Les collectivités locales, et en premier lieu les communes et leurs intercommunalités, risquent d’être massivement confrontées à des difficultés financières d’une gravité exceptionnelle. Dans le cadre du plan d’économies de 50 milliards d’euros qui sera décliné sur les années 2015-2017, les concours financiers de l’Etat sont en effet appelés à diminuer de 11 milliards d’euros progressivement jusqu’en 2017, soit une baisse cumulée de 28 milliards d’euros sur la période 2014-2017.
Dans ce contexte, le Bureau de l’AMF souhaité, à l’unanimité, mener une action forte et collective pour expliquer de manière objective la situation et alerter solennellement les pouvoirs publics sur l’impact des mesures annoncées pour nos territoires, leurs habitants et les entreprises. L’AMF, association pluraliste forte de ses 36 000 adhérents communaux et intercommunaux, a toujours tenu un discours responsable sur la nécessaire maîtrise des dépenses publiques ; aussi, elle n’en est que plus à l’aise pour dénoncer cette amputation de 30 % de nos dotations. Quels que soient les efforts entrepris pour rationaliser, mutualiser et moderniser l’action publique locale, l’AMF prévient que les collectivités ne pourront pas absorber une contraction aussi violente de leurs ressources.
En effet, la seule alternative sera de procéder à des arbitrages douloureux affectant les services publics locaux et l’investissement du fait des contraintes qui limitent leurs leviers d’action (rigidité d’une partie des dépenses, transfert continu des charges de l’Etat, inflation des normes, niveau difficilement supportable pour nos concitoyens de la pression fiscale globale).

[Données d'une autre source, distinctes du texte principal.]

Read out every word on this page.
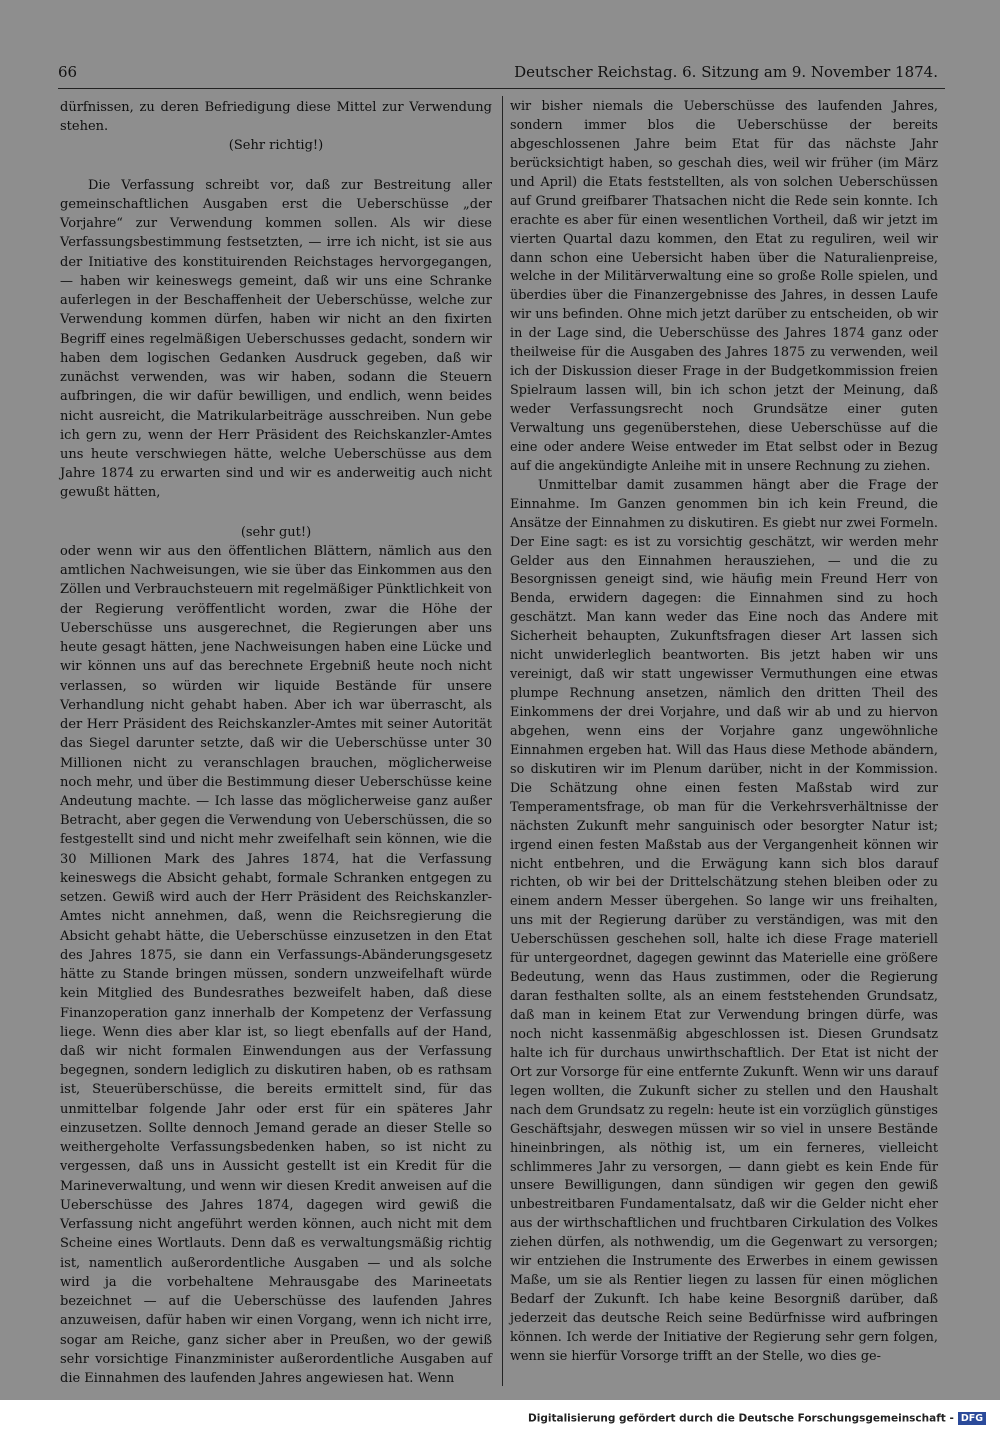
66	Deutscher Reichstag. 6. Sitzung am 9. November 1874.

dürfnissen, zu deren Befriedigung diese Mittel zur Verwendung stehen.

(Sehr richtig!)

Die Verfassung schreibt vor, daß zur Bestreitung aller gemeinschaftlichen Ausgaben erst die Ueberschüsse „der Vorjahre“ zur Verwendung kommen sollen. Als wir diese Verfassungsbestimmung festsetzten, — irre ich nicht, ist sie aus der Initiative des konstituirenden Reichstages hervorgegangen, — haben wir keineswegs gemeint, daß wir uns eine Schranke auferlegen in der Beschaffenheit der Ueberschüsse, welche zur Verwendung kommen dürfen, haben wir nicht an den fixirten Begriff eines regelmäßigen Ueberschusses gedacht, sondern wir haben dem logischen Gedanken Ausdruck gegeben, daß wir zunächst verwenden, was wir haben, sodann die Steuern aufbringen, die wir dafür bewilligen, und endlich, wenn beides nicht ausreicht, die Matrikularbeiträge ausschreiben. Nun gebe ich gern zu, wenn der Herr Präsident des Reichskanzler-Amtes uns heute verschwiegen hätte, welche Ueberschüsse aus dem Jahre 1874 zu erwarten sind und wir es anderweitig auch nicht gewußt hätten,

(sehr gut!)

oder wenn wir aus den öffentlichen Blättern, nämlich aus den amtlichen Nachweisungen, wie sie über das Einkommen aus den Zöllen und Verbrauchsteuern mit regelmäßiger Pünktlichkeit von der Regierung veröffentlicht worden, zwar die Höhe der Ueberschüsse uns ausgerechnet, die Regierungen aber uns heute gesagt hätten, jene Nachweisungen haben eine Lücke und wir können uns auf das berechnete Ergebniß heute noch nicht verlassen, so würden wir liquide Bestände für unsere Verhandlung nicht gehabt haben. Aber ich war überrascht, als der Herr Präsident des Reichskanzler-Amtes mit seiner Autorität das Siegel darunter setzte, daß wir die Ueberschüsse unter 30 Millionen nicht zu veranschlagen brauchen, möglicherweise noch mehr, und über die Bestimmung dieser Ueberschüsse keine Andeutung machte. — Ich lasse das möglicherweise ganz außer Betracht, aber gegen die Verwendung von Ueberschüssen, die so festgestellt sind und nicht mehr zweifelhaft sein können, wie die 30 Millionen Mark des Jahres 1874, hat die Verfassung keineswegs die Absicht gehabt, formale Schranken entgegen zu setzen. Gewiß wird auch der Herr Präsident des Reichskanzler-Amtes nicht annehmen, daß, wenn die Reichsregierung die Absicht gehabt hätte, die Ueberschüsse einzusetzen in den Etat des Jahres 1875, sie dann ein Verfassungs-Abänderungsgesetz hätte zu Stande bringen müssen, sondern unzweifelhaft würde kein Mitglied des Bundesrathes bezweifelt haben, daß diese Finanzoperation ganz innerhalb der Kompetenz der Verfassung liege. Wenn dies aber klar ist, so liegt ebenfalls auf der Hand, daß wir nicht formalen Einwendungen aus der Verfassung begegnen, sondern lediglich zu diskutiren haben, ob es rathsam ist, Steuerüberschüsse, die bereits ermittelt sind, für das unmittelbar folgende Jahr oder erst für ein späteres Jahr einzusetzen. Sollte dennoch Jemand gerade an dieser Stelle so weithergeholte Verfassungsbedenken haben, so ist nicht zu vergessen, daß uns in Aussicht gestellt ist ein Kredit für die Marineverwaltung, und wenn wir diesen Kredit anweisen auf die Ueberschüsse des Jahres 1874, dagegen wird gewiß die Verfassung nicht angeführt werden können, auch nicht mit dem Scheine eines Wortlauts. Denn daß es verwaltungsmäßig richtig ist, namentlich außerordentliche Ausgaben — und als solche wird ja die vorbehaltene Mehrausgabe des Marineetats bezeichnet — auf die Ueberschüsse des laufenden Jahres anzuweisen, dafür haben wir einen Vorgang, wenn ich nicht irre, sogar am Reiche, ganz sicher aber in Preußen, wo der gewiß sehr vorsichtige Finanzminister außerordentliche Ausgaben auf die Einnahmen des laufenden Jahres angewiesen hat. Wenn

wir bisher niemals die Ueberschüsse des laufenden Jahres, sondern immer blos die Ueberschüsse der bereits abgeschlossenen Jahre beim Etat für das nächste Jahr berücksichtigt haben, so geschah dies, weil wir früher (im März und April) die Etats feststellten, als von solchen Ueberschüssen auf Grund greifbarer Thatsachen nicht die Rede sein konnte. Ich erachte es aber für einen wesentlichen Vortheil, daß wir jetzt im vierten Quartal dazu kommen, den Etat zu reguliren, weil wir dann schon eine Uebersicht haben über die Naturalienpreise, welche in der Militärverwaltung eine so große Rolle spielen, und überdies über die Finanzergebnisse des Jahres, in dessen Laufe wir uns befinden. Ohne mich jetzt darüber zu entscheiden, ob wir in der Lage sind, die Ueberschüsse des Jahres 1874 ganz oder theilweise für die Ausgaben des Jahres 1875 zu verwenden, weil ich der Diskussion dieser Frage in der Budgetkommission freien Spielraum lassen will, bin ich schon jetzt der Meinung, daß weder Verfassungsrecht noch Grundsätze einer guten Verwaltung uns gegenüberstehen, diese Ueberschüsse auf die eine oder andere Weise entweder im Etat selbst oder in Bezug auf die angekündigte Anleihe mit in unsere Rechnung zu ziehen.

Unmittelbar damit zusammen hängt aber die Frage der Einnahme. Im Ganzen genommen bin ich kein Freund, die Ansätze der Einnahmen zu diskutiren. Es giebt nur zwei Formeln. Der Eine sagt: es ist zu vorsichtig geschätzt, wir werden mehr Gelder aus den Einnahmen herausziehen, — und die zu Besorgnissen geneigt sind, wie häufig mein Freund Herr von Benda, erwidern dagegen: die Einnahmen sind zu hoch geschätzt. Man kann weder das Eine noch das Andere mit Sicherheit behaupten, Zukunftsfragen dieser Art lassen sich nicht unwiderleglich beantworten. Bis jetzt haben wir uns vereinigt, daß wir statt ungewisser Vermuthungen eine etwas plumpe Rechnung ansetzen, nämlich den dritten Theil des Einkommens der drei Vorjahre, und daß wir ab und zu hiervon abgehen, wenn eins der Vorjahre ganz ungewöhnliche Einnahmen ergeben hat. Will das Haus diese Methode abändern, so diskutiren wir im Plenum darüber, nicht in der Kommission. Die Schätzung ohne einen festen Maßstab wird zur Temperamentsfrage, ob man für die Verkehrsverhältnisse der nächsten Zukunft mehr sanguinisch oder besorgter Natur ist; irgend einen festen Maßstab aus der Vergangenheit können wir nicht entbehren, und die Erwägung kann sich blos darauf richten, ob wir bei der Drittelschätzung stehen bleiben oder zu einem andern Messer übergehen. So lange wir uns freihalten, uns mit der Regierung darüber zu verständigen, was mit den Ueberschüssen geschehen soll, halte ich diese Frage materiell für untergeordnet, dagegen gewinnt das Materielle eine größere Bedeutung, wenn das Haus zustimmen, oder die Regierung daran festhalten sollte, als an einem feststehenden Grundsatz, daß man in keinem Etat zur Verwendung bringen dürfe, was noch nicht kassenmäßig abgeschlossen ist. Diesen Grundsatz halte ich für durchaus unwirthschaftlich. Der Etat ist nicht der Ort zur Vorsorge für eine entfernte Zukunft. Wenn wir uns darauf legen wollten, die Zukunft sicher zu stellen und den Haushalt nach dem Grundsatz zu regeln: heute ist ein vorzüglich günstiges Geschäftsjahr, deswegen müssen wir so viel in unsere Bestände hineinbringen, als nöthig ist, um ein ferneres, vielleicht schlimmeres Jahr zu versorgen, — dann giebt es kein Ende für unsere Bewilligungen, dann sündigen wir gegen den gewiß unbestreitbaren Fundamentalsatz, daß wir die Gelder nicht eher aus der wirthschaftlichen und fruchtbaren Cirkulation des Volkes ziehen dürfen, als nothwendig, um die Gegenwart zu versorgen; wir entziehen die Instrumente des Erwerbes in einem gewissen Maße, um sie als Rentier liegen zu lassen für einen möglichen Bedarf der Zukunft. Ich habe keine Besorgniß darüber, daß jederzeit das deutsche Reich seine Bedürfnisse wird aufbringen können. Ich werde der Initiative der Regierung sehr gern folgen, wenn sie hierfür Vorsorge trifft an der Stelle, wo dies ge-

Digitalisierung gefördert durch die Deutsche Forschungsgemeinschaft - DFG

La Commune de CARBON-BLANC rappelle que les collectivités de proximité que sont les communes et leurs intercommunalités sont, par la diversité de leurs interventions, au cœur de l’action publique pour tous les grands enjeux de notre société :
elles facilitent la vie quotidienne de leurs habitants et assurent le «bien vivre ensemble », elles accompagnent les entreprises présentes sur leur territoire,
enfin, elles jouent un rôle majeur dans l’investissement public, soutenant ainsi la croissance économique et l’emploi.
La diminution drastique des ressources locales pénalisera à terme nos concitoyens, déjà fortement touchés par la crise économique et sociale et pourrait fragiliser la reprise pourtant indispensable au redressement des comptes publics.
En outre, la Commune de CARBON-BLANC estime que les attaques récurrentes de certains médias contre les collectivités sont très souvent superficielles et injustes.
C’est pour toutes ces raisons que Monsieur PINEAU souhaiterait que le Conseil Municipal de la Commune de CARBON-BLANC soutienne les demandes de l’AMF :
réexamen du plan de réduction des dotations de l’Etat,
arrêt immédiat des transferts de charges et des mesures normatives, sources d’inflation de la dépense,
réunion urgente d’une instance nationale de dialogue et de négociation pour remettre à plat les politiques publiques nationales et européennes impactant les budgets des collectivités locales.
Monsieur le Maire ouvre le débat qui est repris ci-après quasi in-extenso.
Monsieur MADRELLE : Pourquoi avons-nous choisi de présenter la motion de l’AMF ? Parce que 11 000 maires de France ont déjà signé cette motion. L’AMF est l’association des Maires de France, présidée par Jacques Pélissard, UMP je crois, mais cela n’a pas d’importance, car le bureau est pluraliste et surtout œcuménique et cela ne stigmatise pas CARBON-BLANC. Il vaut mieux que l’on soit dans les 11 000 signataires pour faire 22
grossir ce nombre et cela aura plus d’impact en mon sens qu’une seule motion de CARBON-BLANC aussi bien écrite soit elle. Il y a le côté œcuménique qui nous a plu. Il y a tout dans cette motion et effectivement nous sommes tous d’accord pour dire que c’est une situation très difficile et je pense que plus on est nombreux sur la même motion, plus on aura de poids.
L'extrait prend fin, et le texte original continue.